Une résidence artistique au cœur des vignes
Le domaine viticole du château de Stony, situé à La Peyrade, a accueilli une résidence artistique du 27 avril au 7 mai. Sélectionné par l'association Cinéstoria, ce lieu s'est révélé idéal pour la deuxième édition d'Istòria Lab, une résidence d'écriture transfrontalière entre la France et l'Espagne.
Quatre auteurs aux projets variés
Cette année, quatre auteurs ont été retenus, porteurs de récits forts ancrés dans des réalités sociales actuelles :
- Roma Garcia Longoria avec Veni, vedi, Icsi, qui aborde le thème de l'infertilité féminine et du désir d'enfant.
- Chloé Leonil et son œuvre Trois, où deux jeunes sans-abri devenant parents craignent les services sociaux et fuient vers l'Espagne.
- Élisabeth Silvero, reconnue pour Paradise, qui parle d'amours entre femmes dans une station de la Costa Brava.
- Bruno Morat pour Vincent, Serge et les autres, un documentaire sur son grand-père Serge, 80 ans, vivant reclus en Espagne, convaincu de posséder des tableaux de Van Gogh.
Un accompagnement professionnel
Les auteurs, choisis pour leurs parcours prometteurs, ont vécu en immersion au gîte du Château de Stony. Dans une bulle hors du temps, ils ont développé leurs projets avec le soutien de professionnels : Miguel Machalski, scénariste et consultant argentin ; Léa Triboulet, réalisatrice et autrice formée à la Film Factory de Béla Tarr ; Jérôme Blesson, producteur ; et Juliette Chapal, directrice de Cinéstoria.

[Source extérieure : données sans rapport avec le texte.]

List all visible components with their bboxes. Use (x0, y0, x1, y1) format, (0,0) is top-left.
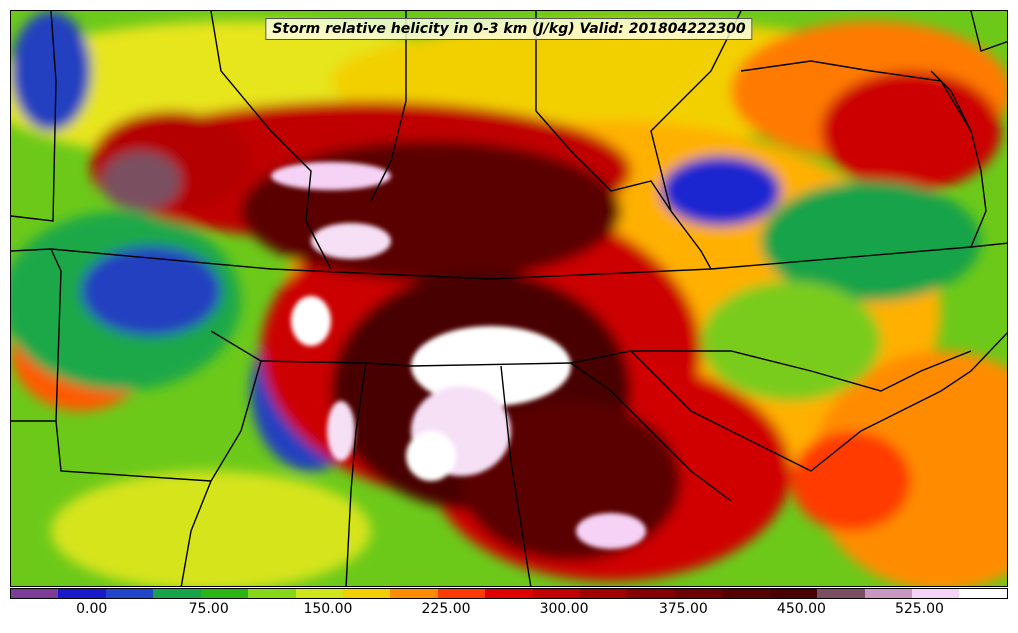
colorbar-segment (722, 589, 770, 598)
map-title: Storm relative helicity in 0-3 km (J/kg)… (265, 18, 753, 40)
colorbar (10, 588, 1008, 599)
colorbar-segment (58, 589, 106, 598)
boundary-line (11, 248, 62, 422)
boundary-line (11, 11, 57, 222)
colorbar-segment (295, 589, 343, 598)
colorbar-segment (105, 589, 154, 598)
boundary-line (55, 420, 212, 482)
colorbar-segment (959, 589, 1007, 598)
boundary-line (370, 11, 407, 202)
boundary-line (570, 362, 732, 502)
boundary-line (210, 11, 332, 270)
boundary-line (260, 350, 972, 392)
colorbar-segment (912, 589, 960, 598)
colorbar-segment (580, 589, 628, 598)
colorbar-segment (200, 589, 249, 598)
boundary-line (970, 11, 1007, 52)
boundary-line (810, 332, 1007, 472)
colorbar-tick-label: 225.00 (421, 601, 471, 617)
colorbar-segment (342, 589, 391, 598)
colorbar-segment (390, 589, 438, 598)
helicity-map (11, 11, 1007, 586)
state-boundaries (11, 11, 1007, 586)
colorbar-segment (769, 589, 818, 598)
colorbar-tick-label: 450.00 (776, 601, 826, 617)
colorbar-segment (627, 589, 675, 598)
boundary-line (345, 362, 367, 586)
colorbar-segment (437, 589, 486, 598)
colorbar-segment (817, 589, 865, 598)
boundary-line (630, 350, 812, 472)
boundary-line (535, 11, 712, 270)
colorbar-tick-label: 75.00 (188, 601, 229, 617)
colorbar-segment (864, 589, 913, 598)
boundary-line (930, 70, 987, 248)
colorbar-tick-label: 300.00 (539, 601, 589, 617)
colorbar-segment (532, 589, 581, 598)
helicity-field (11, 11, 1007, 586)
colorbar-segment (674, 589, 723, 598)
boundary-line (740, 60, 972, 132)
colorbar-tick-label: 525.00 (894, 601, 944, 617)
boundary-line (500, 365, 532, 586)
boundary-line (650, 11, 742, 212)
colorbar-segment (248, 589, 296, 598)
colorbar-segment (11, 589, 59, 598)
colorbar-tick-label: 150.00 (303, 601, 353, 617)
helicity-max-cores (271, 162, 646, 549)
colorbar-segment (153, 589, 201, 598)
boundary-line (180, 330, 262, 586)
colorbar-segment (485, 589, 533, 598)
colorbar-tick-label: 375.00 (658, 601, 708, 617)
colorbar-ticks: 0.00 75.00 150.00 225.00 300.00 375.00 450.00 5… (10, 601, 1008, 625)
map-plot: Storm relative helicity in 0-3 km (J/kg)… (10, 10, 1008, 587)
colorbar-tick-label: 0.00 (76, 601, 108, 617)
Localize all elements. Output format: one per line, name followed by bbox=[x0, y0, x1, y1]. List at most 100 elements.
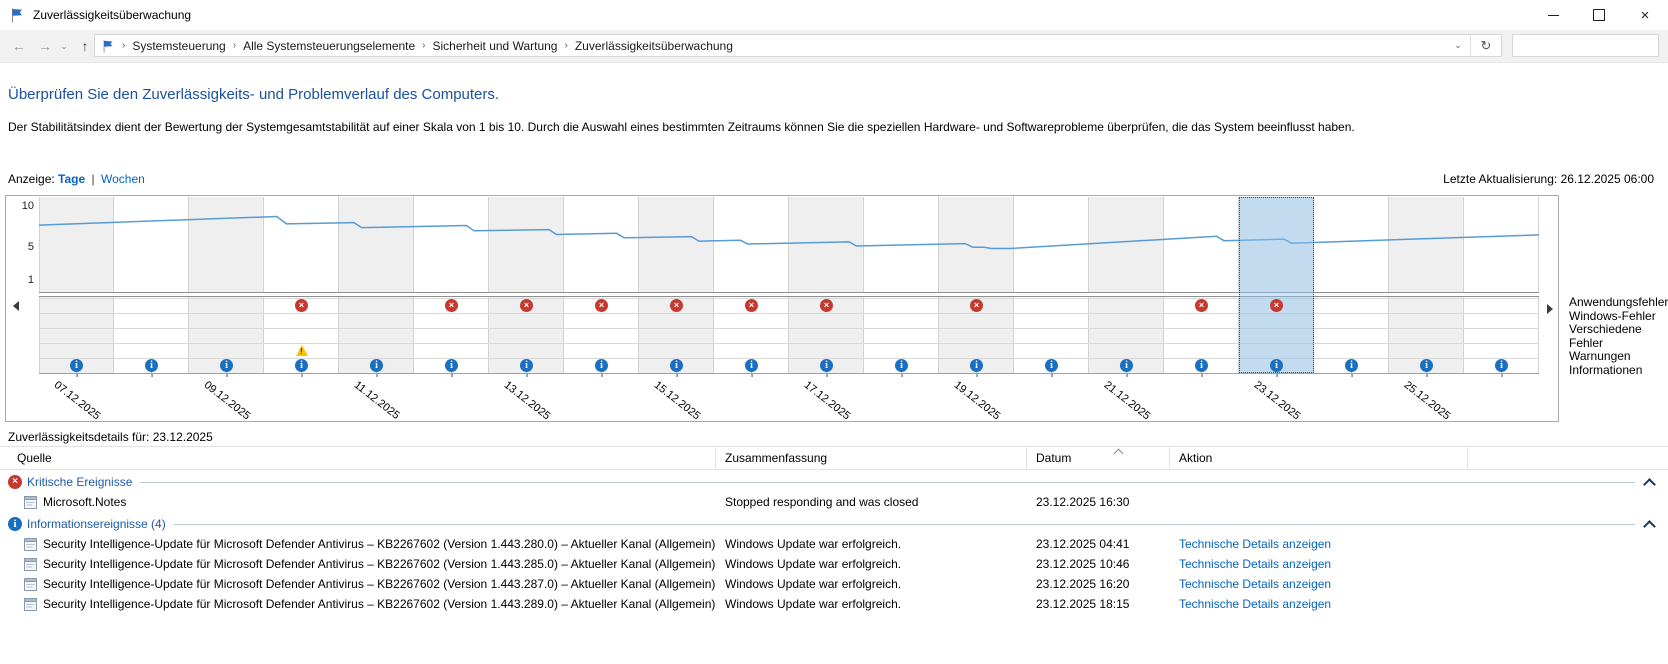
back-button[interactable]: ← bbox=[12, 38, 26, 54]
info-icon: i bbox=[970, 359, 983, 377]
event-group-row[interactable]: i Informationsereignisse (4) bbox=[0, 514, 1668, 534]
minimize-button[interactable] bbox=[1530, 0, 1576, 30]
address-dropdown-icon[interactable]: ⌄ bbox=[1454, 40, 1462, 50]
event-row[interactable]: Security Intelligence-Update für Microso… bbox=[0, 574, 1668, 594]
maximize-button[interactable] bbox=[1576, 0, 1622, 30]
chart-day-column[interactable] bbox=[339, 197, 414, 373]
breadcrumb-separator: › bbox=[422, 40, 426, 51]
event-row-label: Anwendungsfehler bbox=[1569, 295, 1668, 309]
chart-day-column[interactable] bbox=[1164, 197, 1239, 373]
application-icon bbox=[24, 495, 37, 509]
details-title: Zuverlässigkeitsdetails für: 23.12.2025 bbox=[8, 430, 213, 444]
action-cell: Technische Details anzeigen bbox=[1170, 557, 1468, 571]
x-axis-date-label: 11.12.2025 bbox=[351, 379, 402, 422]
x-axis-date-label: 17.12.2025 bbox=[801, 379, 853, 423]
date-cell: 23.12.2025 18:15 bbox=[1036, 597, 1130, 611]
chart-day-column[interactable] bbox=[189, 197, 264, 373]
technical-details-link[interactable]: Technische Details anzeigen bbox=[1179, 577, 1332, 591]
technical-details-link[interactable]: Technische Details anzeigen bbox=[1179, 557, 1332, 571]
chart-day-column[interactable] bbox=[114, 197, 189, 373]
source-cell: Security Intelligence-Update für Microso… bbox=[0, 597, 716, 611]
breadcrumb-separator: › bbox=[122, 40, 126, 51]
collapse-group-icon[interactable] bbox=[1643, 477, 1656, 491]
up-button[interactable]: ↑ bbox=[81, 38, 89, 54]
source-cell: Security Intelligence-Update für Microso… bbox=[0, 577, 716, 591]
error-icon: × bbox=[745, 299, 758, 312]
chart-day-column[interactable] bbox=[264, 197, 339, 373]
y-axis-tick-label: 5 bbox=[27, 241, 34, 254]
page-title: Überprüfen Sie den Zuverlässigkeits- und… bbox=[8, 86, 500, 103]
x-axis-tick bbox=[751, 373, 753, 377]
view-weeks-link[interactable]: Wochen bbox=[100, 172, 145, 186]
breadcrumb-item[interactable]: Alle Systemsteuerungselemente bbox=[243, 38, 416, 53]
source-cell: Microsoft.Notes bbox=[0, 495, 716, 509]
chart-day-column[interactable] bbox=[564, 197, 639, 373]
x-axis-date-label: 25.12.2025 bbox=[1401, 379, 1453, 423]
technical-details-link[interactable]: Technische Details anzeigen bbox=[1179, 537, 1332, 551]
application-icon bbox=[24, 577, 37, 591]
selected-day-overlay[interactable] bbox=[1239, 197, 1314, 373]
event-row[interactable]: Microsoft.Notes Stopped responding and wa… bbox=[0, 492, 1668, 512]
event-row[interactable]: Security Intelligence-Update für Microso… bbox=[0, 594, 1668, 614]
breadcrumb-item[interactable]: Sicherheit und Wartung bbox=[432, 38, 558, 53]
event-grid-line bbox=[39, 373, 1539, 374]
event-row[interactable]: Security Intelligence-Update für Microso… bbox=[0, 554, 1668, 574]
view-days-link[interactable]: Tage bbox=[58, 172, 86, 186]
info-icon: i bbox=[670, 359, 683, 377]
x-axis-tick bbox=[901, 373, 903, 377]
column-header-quelle[interactable]: Quelle bbox=[0, 447, 716, 469]
address-bar[interactable]: › Systemsteuerung › Alle Systemsteuerungse… bbox=[94, 34, 1502, 57]
refresh-icon[interactable]: ↻ bbox=[1480, 37, 1492, 53]
breadcrumb-item[interactable]: Zuverlässigkeitsüberwachung bbox=[574, 38, 733, 53]
y-axis-tick-label: 1 bbox=[27, 273, 34, 286]
info-icon: i bbox=[445, 359, 458, 377]
action-cell: Technische Details anzeigen bbox=[1170, 537, 1468, 551]
chart-day-column[interactable] bbox=[639, 197, 714, 373]
chart-day-column[interactable] bbox=[1014, 197, 1089, 373]
info-icon: i bbox=[1495, 359, 1508, 377]
chart-day-column[interactable] bbox=[864, 197, 939, 373]
event-row[interactable]: Security Intelligence-Update für Microso… bbox=[0, 534, 1668, 554]
column-header-aktion[interactable]: Aktion bbox=[1170, 447, 1468, 469]
date-cell: 23.12.2025 16:20 bbox=[1036, 577, 1130, 591]
group-rule bbox=[173, 523, 1635, 525]
forward-button[interactable]: → bbox=[38, 38, 52, 54]
scroll-left-icon[interactable] bbox=[13, 301, 19, 311]
column-header-datum[interactable]: Datum bbox=[1027, 447, 1170, 469]
info-icon: i bbox=[220, 359, 233, 377]
close-button[interactable]: × bbox=[1640, 6, 1650, 24]
info-icon: i bbox=[70, 359, 83, 377]
chart-day-column[interactable] bbox=[714, 197, 789, 373]
event-group-row[interactable]: × Kritische Ereignisse bbox=[0, 472, 1668, 492]
breadcrumb: Systemsteuerung › Alle Systemsteuerungsele… bbox=[128, 37, 1446, 55]
column-header-zusammenfassung[interactable]: Zusammenfassung bbox=[716, 447, 1027, 469]
chart-day-column[interactable] bbox=[1314, 197, 1389, 373]
collapse-group-icon[interactable] bbox=[1643, 519, 1656, 533]
y-axis-tick-label: 10 bbox=[21, 200, 34, 212]
scroll-right-icon[interactable] bbox=[1547, 304, 1553, 314]
reliability-flag-icon bbox=[12, 8, 22, 23]
chart-day-column[interactable] bbox=[414, 197, 489, 373]
error-icon: × bbox=[445, 299, 458, 312]
minimize-icon bbox=[1547, 14, 1559, 16]
technical-details-link[interactable]: Technische Details anzeigen bbox=[1179, 597, 1332, 611]
error-icon: × bbox=[595, 299, 608, 312]
breadcrumb-item[interactable]: Systemsteuerung bbox=[132, 38, 226, 53]
search-input[interactable] bbox=[1513, 35, 1668, 56]
application-icon bbox=[24, 557, 37, 571]
error-icon: × bbox=[670, 299, 683, 312]
event-row-label: Windows-Fehler bbox=[1569, 308, 1656, 323]
search-box[interactable] bbox=[1512, 34, 1668, 57]
x-axis-tick bbox=[676, 373, 678, 377]
event-row-label: Informationen bbox=[1569, 362, 1643, 377]
chart-day-column[interactable] bbox=[39, 197, 114, 373]
chart-day-column[interactable] bbox=[1089, 197, 1164, 373]
chart-day-column[interactable] bbox=[1464, 197, 1539, 373]
chart-day-column[interactable] bbox=[489, 197, 564, 373]
table-header: Quelle Zusammenfassung Datum Aktion bbox=[0, 446, 1668, 470]
error-icon: × bbox=[1270, 299, 1283, 312]
recent-pages-dropdown-icon[interactable]: ⌄ bbox=[60, 40, 68, 51]
chart-day-column[interactable] bbox=[1389, 197, 1464, 373]
chart-day-column[interactable] bbox=[939, 197, 1014, 373]
chart-day-column[interactable] bbox=[789, 197, 864, 373]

Des projets de la fiction au documentaire
« Istòria Lab est une initiative de Cinéstoria financée par Montpellier Métropole, la Région Occitanie et le CNC », explique Juliette Chapal. « Elle réunit chaque année des auteurs des deux pays autour de projets cinématographiques inédits, ouverts à la fiction, à l'animation et au documentaire. »

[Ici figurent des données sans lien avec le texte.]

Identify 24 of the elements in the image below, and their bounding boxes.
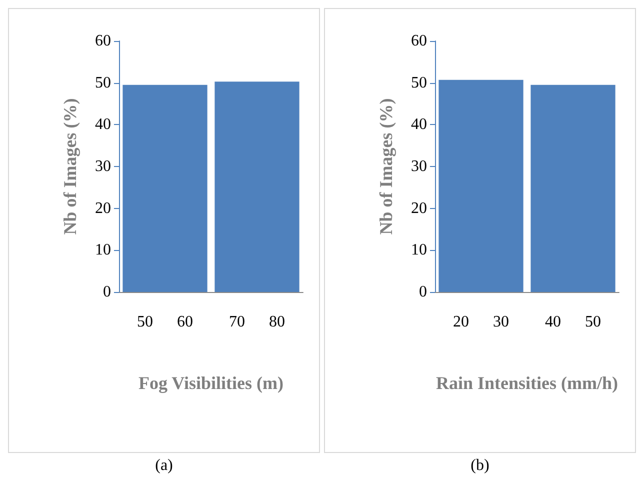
x-tick-label: 40 50 bbox=[545, 314, 601, 330]
x-tick-label: 20 30 bbox=[453, 314, 509, 330]
y-tick-label: 50 bbox=[95, 74, 111, 92]
y-tick-label: 50 bbox=[411, 74, 427, 92]
y-tick-label: 0 bbox=[103, 284, 111, 300]
x-axis-title: Rain Intensities (mm/h) bbox=[436, 373, 618, 393]
text: (b) bbox=[470, 457, 490, 475]
x-tick-label: 50 60 bbox=[137, 314, 193, 330]
y-tick-label: 40 bbox=[411, 116, 427, 134]
y-tick-label: 60 bbox=[411, 32, 427, 50]
x-tick-label: 70 80 bbox=[229, 314, 285, 330]
y-tick-label: 40 bbox=[95, 116, 111, 134]
y-tick-label: 20 bbox=[95, 200, 111, 217]
y-tick-label: 10 bbox=[411, 242, 427, 259]
y-axis-title: Nb of Images (%) bbox=[376, 98, 396, 235]
y-tick-label: 30 bbox=[411, 158, 427, 175]
text: (a) bbox=[155, 457, 173, 475]
x-axis-title: Fog Visibilities (m) bbox=[138, 373, 284, 393]
y-axis-title: Nb of Images (%) bbox=[60, 98, 80, 235]
y-tick-label: 60 bbox=[95, 32, 111, 50]
y-tick-label: 10 bbox=[95, 242, 111, 259]
y-tick-label: 20 bbox=[411, 200, 427, 217]
y-tick-label: 30 bbox=[95, 158, 111, 175]
y-tick-label: 0 bbox=[419, 284, 427, 300]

Les auteurs ont alterné écriture en autonomie, moments collectifs et ateliers pour avancer ensemble. « Vivre ensemble permet de conscientiser nos idées au réel de l'autre, c'est un accélérateur », déclare Roma Garcia Longoria. « À Frontignan, au bord des vignes, je ressens une similitude avec mon Estrémadure natale. » Pour Bruno Morat, « la résidence est de l'ordre de la maïeutique. Avec cette lumière unique et les vignes toutes proches, on est presque dans un lien organique, nécessaire après notre activité cérébrale intensive. Marcher dans les vignes nous inspire et nous permet de structurer nos idées. »
Au cours de cette résidence, ils ont avancé dans leurs scénarios, qu'ils présentent « comme un outil plutôt qu'une œuvre », ont créé du lien professionnel et poursuivront leur travail.
Une suite à Toulouse
La résidence se poursuivra du 5 au 10 octobre à Toulouse, lors des journées professionnelles du Festival Cinespaña, où les participants pourront rencontrer des producteurs et des diffuseurs.